彼女が返答に詰まる間に、シェアトは冷たい声で言い放った。
「私は父や母を殺した連中のようにはなりません。……そう思うなら、なぜスネイプのような元死喰い人を教師にしているんです?」
「それは……」
マクゴナガルの顔に影が落ちた。言葉は出ない。
その沈黙が、シェアトの怒りに油を注ぐ。
「答えられないなら、これ以上話す意味はありません。──では、授業で」
杖先の光が消える。
「《ノックス 闇よ》」
慌てて光を取り戻したときには、シェアトの姿はもうなかった。
「……へぇ、やっぱり使えた」
別の場所に現れたシェアトは、自分の手を見つめていた。
彼女が用いたのは《ペルムタティオ 入れ替え》。
先程通った床に落ちていた紙と自身の位置を入れ替えることで、マクゴナガルの視線から逃れたのだ。

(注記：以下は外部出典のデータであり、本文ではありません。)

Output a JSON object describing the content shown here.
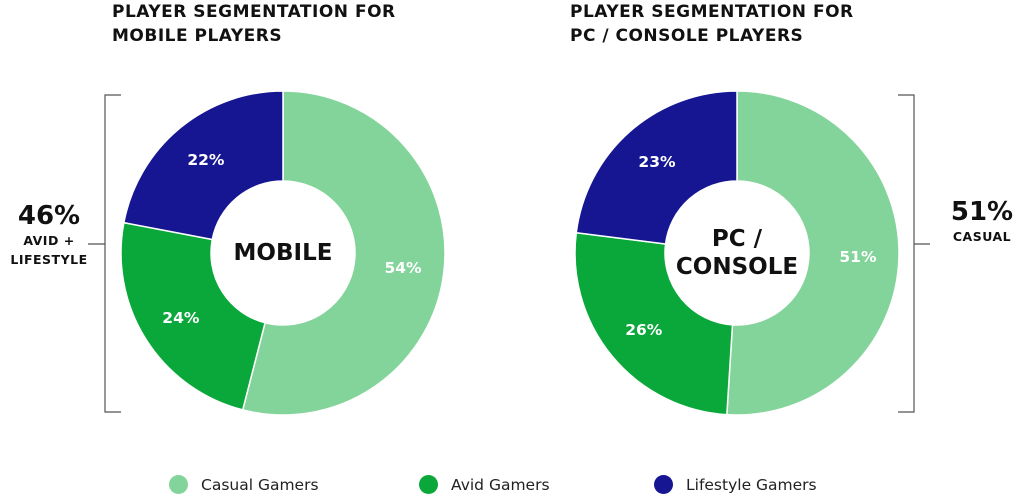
{
  "colors": {
    "casual": "#83d49a",
    "avid": "#0aa83a",
    "lifestyle": "#161693"
  },
  "chart_data": [
    {
      "type": "pie",
      "title": "PLAYER SEGMENTATION FOR MOBILE PLAYERS",
      "title_lines": [
        "PLAYER SEGMENTATION FOR",
        "MOBILE PLAYERS"
      ],
      "center_label": [
        "MOBILE"
      ],
      "categories": [
        "Casual Gamers",
        "Avid Gamers",
        "Lifestyle Gamers"
      ],
      "values": [
        54,
        24,
        22
      ],
      "value_labels": [
        "54%",
        "24%",
        "22%"
      ],
      "callout": {
        "value": "46%",
        "lines": [
          "AVID +",
          "LIFESTYLE"
        ]
      }
    },
    {
      "type": "pie",
      "title": "PLAYER SEGMENTATION FOR PC / CONSOLE PLAYERS",
      "title_lines": [
        "PLAYER SEGMENTATION FOR",
        "PC / CONSOLE PLAYERS"
      ],
      "center_label": [
        "PC /",
        "CONSOLE"
      ],
      "categories": [
        "Casual Gamers",
        "Avid Gamers",
        "Lifestyle Gamers"
      ],
      "values": [
        51,
        26,
        23
      ],
      "value_labels": [
        "51%",
        "26%",
        "23%"
      ],
      "callout": {
        "value": "51%",
        "lines": [
          "CASUAL"
        ]
      }
    }
  ],
  "legend": [
    {
      "label": "Casual Gamers",
      "color": "#83d49a"
    },
    {
      "label": "Avid Gamers",
      "color": "#0aa83a"
    },
    {
      "label": "Lifestyle Gamers",
      "color": "#161693"
    }
  ]
}
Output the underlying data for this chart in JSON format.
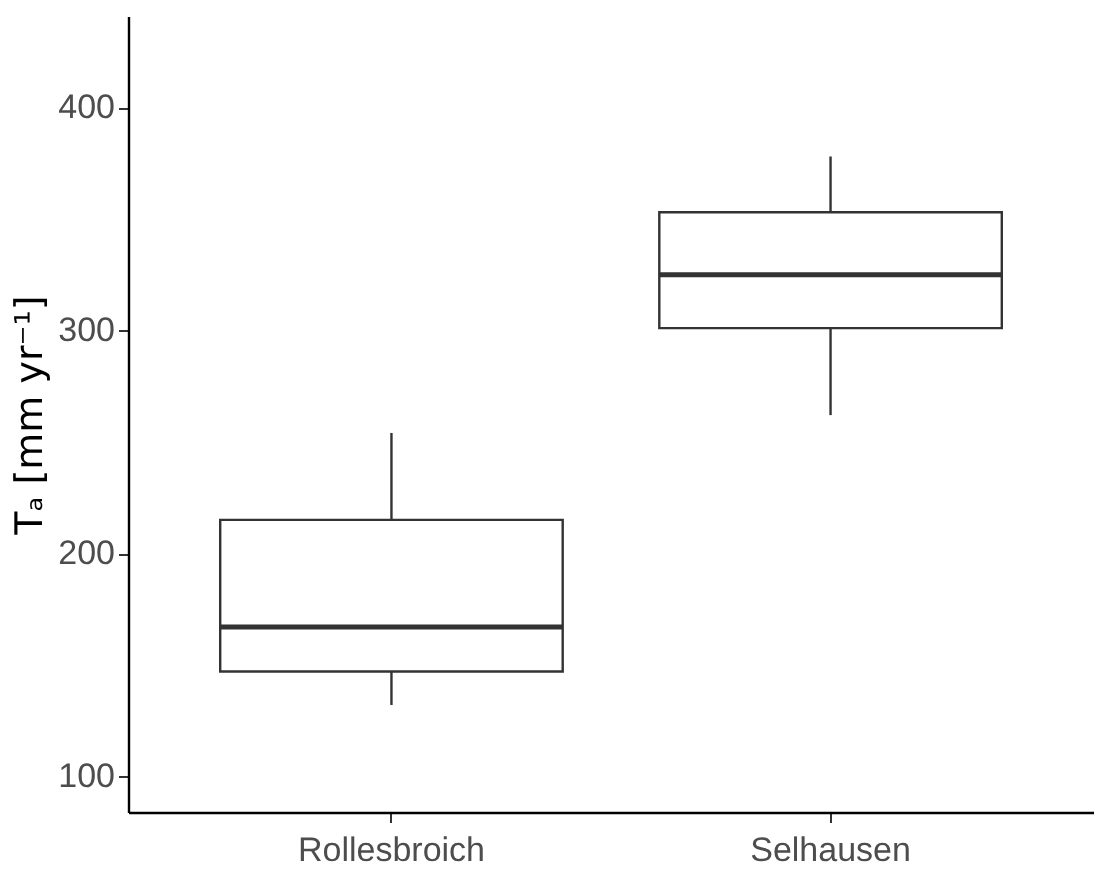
{
  "chart_data": {
    "type": "box",
    "categories": [
      "Rollesbroich",
      "Selhausen"
    ],
    "ylabel": "Tₐ [mm yr⁻¹]",
    "boxes": [
      {
        "low": 132,
        "q1": 147,
        "median": 167,
        "q3": 215,
        "high": 254
      },
      {
        "low": 262,
        "q1": 301,
        "median": 325,
        "q3": 353,
        "high": 378
      }
    ],
    "color": "#333333",
    "ylim": [
      84,
      441
    ],
    "yticks": [
      100,
      200,
      300,
      400
    ],
    "grid": false
  }
}
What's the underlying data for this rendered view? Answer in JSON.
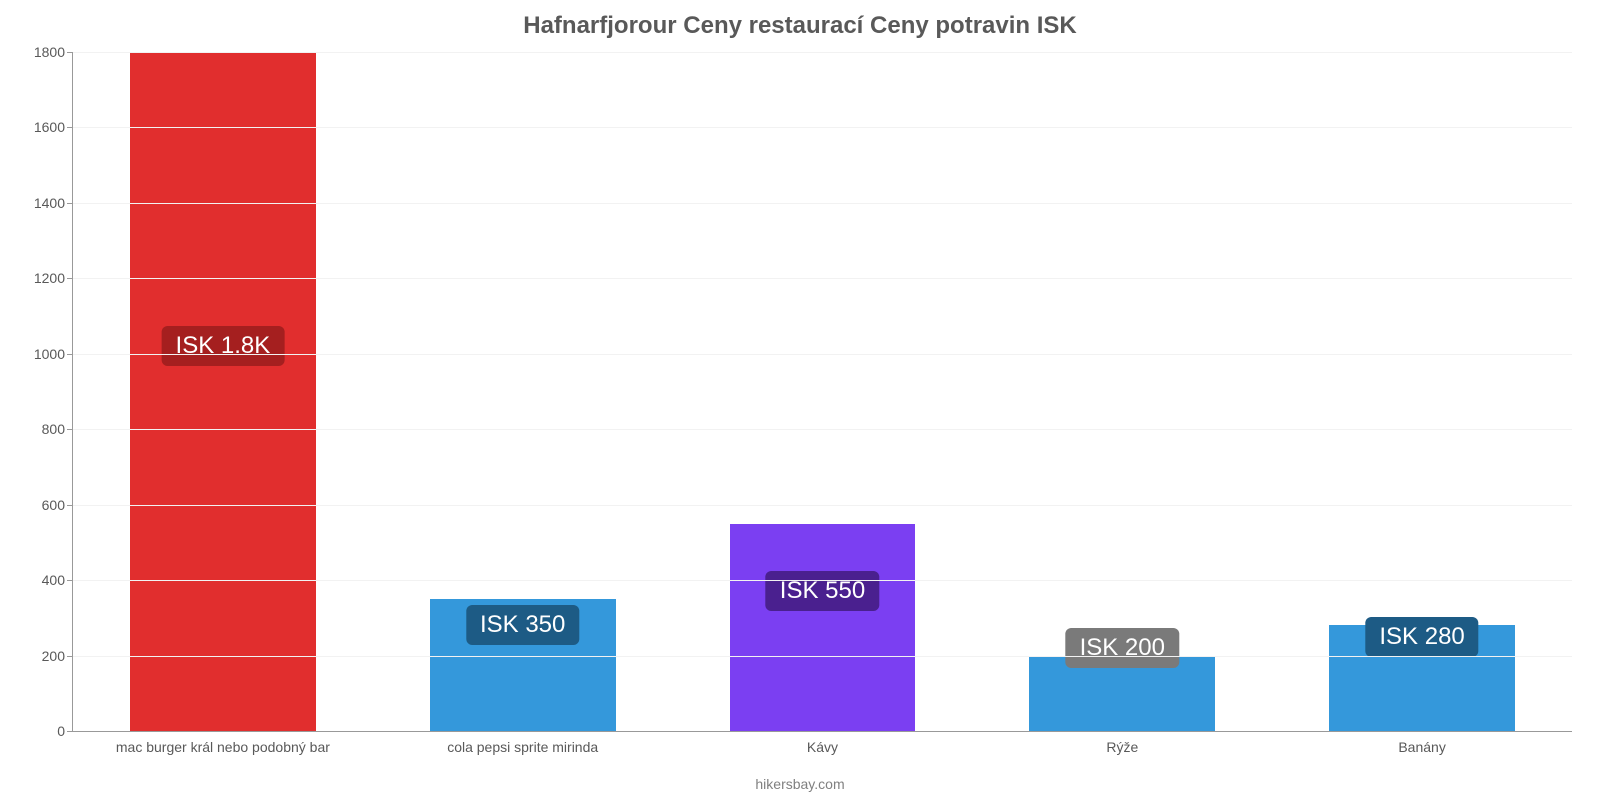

しかし彷徨っていた時に見つけた紙なので、さっきいた場所に戻ってきてしまった。
辺りを見渡すと、不思議な光を放つ鏡があった。
「鏡……?なんでこんなところに?」
額縁には古い文字が彫り込まれている。読めはしないが、ただの鏡ではないと直感する。
恐る恐る覗き込むと──
「……母さん? 父さん……?」
そこには白髪の女性と銀髪の男性。
そしてその二人と手をつなぎながら笑う、小さな少女が映っていた。
込み上げる涙が頬を伝う。
幼い頃から夢見てきた、失われた家族の姿。
手を伸ばす。しかし指先は、冷たい鏡面に阻まれる。
鏡という壁が、無情に立ちはだかっていた。
(なんで、なんで届かないの……。すぐそこにいるのに!)
「………こんな壁なんて………壊しちゃえばいいんだ」
目の前の鏡は今のシェアトには壁にしか見えない。
右手を鏡に向ける。
呪文が口から零れかけた、そのとき。
「待つのじゃ、シェアト」
柔らかな声と共に、肩に手が優しく置かれる。
振り返れば、ダンブルドアがそこにいた。
「ダンブルドア……。どうしてここに……?」
「ミネルバから、君がいなくなった、と言われたからじゃ」
声の主であるアルバス・ダンブルドアは柔らかく微笑む。
しかしシェアトは、そんなことどうでもいい、と鏡へ向く。
「……この先に両親がいるんです。……でも、見えない壁があるので──」
「シェアト、これは壁ではない。『みぞの鏡』という、見た者の”のぞみ“を映し出す鏡じゃ」
シェアトは信じられない、といった表情になる。
「そんな……だって、ここに家族が……」
「わしには見えぬ。……けれども、君がどれほど望んでいるかは伝わってくる」
シェアトの唇が震える。
家族の幻を見つめる瞳に、涙が滲む。
「なんで……なんで私は……こんなに……」
ダンブルドアはそっと近づき、彼女の肩に手を置いた。
その声は、深い静けさを帯びていた。
「わしが君を呼んだのは、父のことを伝えるためでも、闇から遠ざけるためでもある。──けれど本当の理由はただ一つ」
シェアトが顔を上げる。
彼はやわらかな眼差しで告げた。
「君に、”愛“を忘れてほしくなかったからじゃ」
その言葉に、シェアトの心が決壊した。
堰を切った涙と共に、彼女は静かな嗚咽と共にしゃがみ込む。
ダンブルドアはシェアトの顔の位置に合わせるようにかがみ込み、頭を撫でる。
「遠い空の下からようこそ、ホグワーツへ」
月明かりが優しく2人を照らしていた。
読んでくださりありがとうございます。
◇登場設定解説
・みぞの鏡
鏡を見た者の心の一番奥底にある“のぞみ”を映し出す鏡。
“のぞみ”の虜になり、廃人になった人もいる。
シェアトも虜になりかけた。
額縁には「Erised stra ehru oyt ube cafru oyt on wohsi」と彫られており、
逆から読むと「I show not your face but your heart's desire」になる。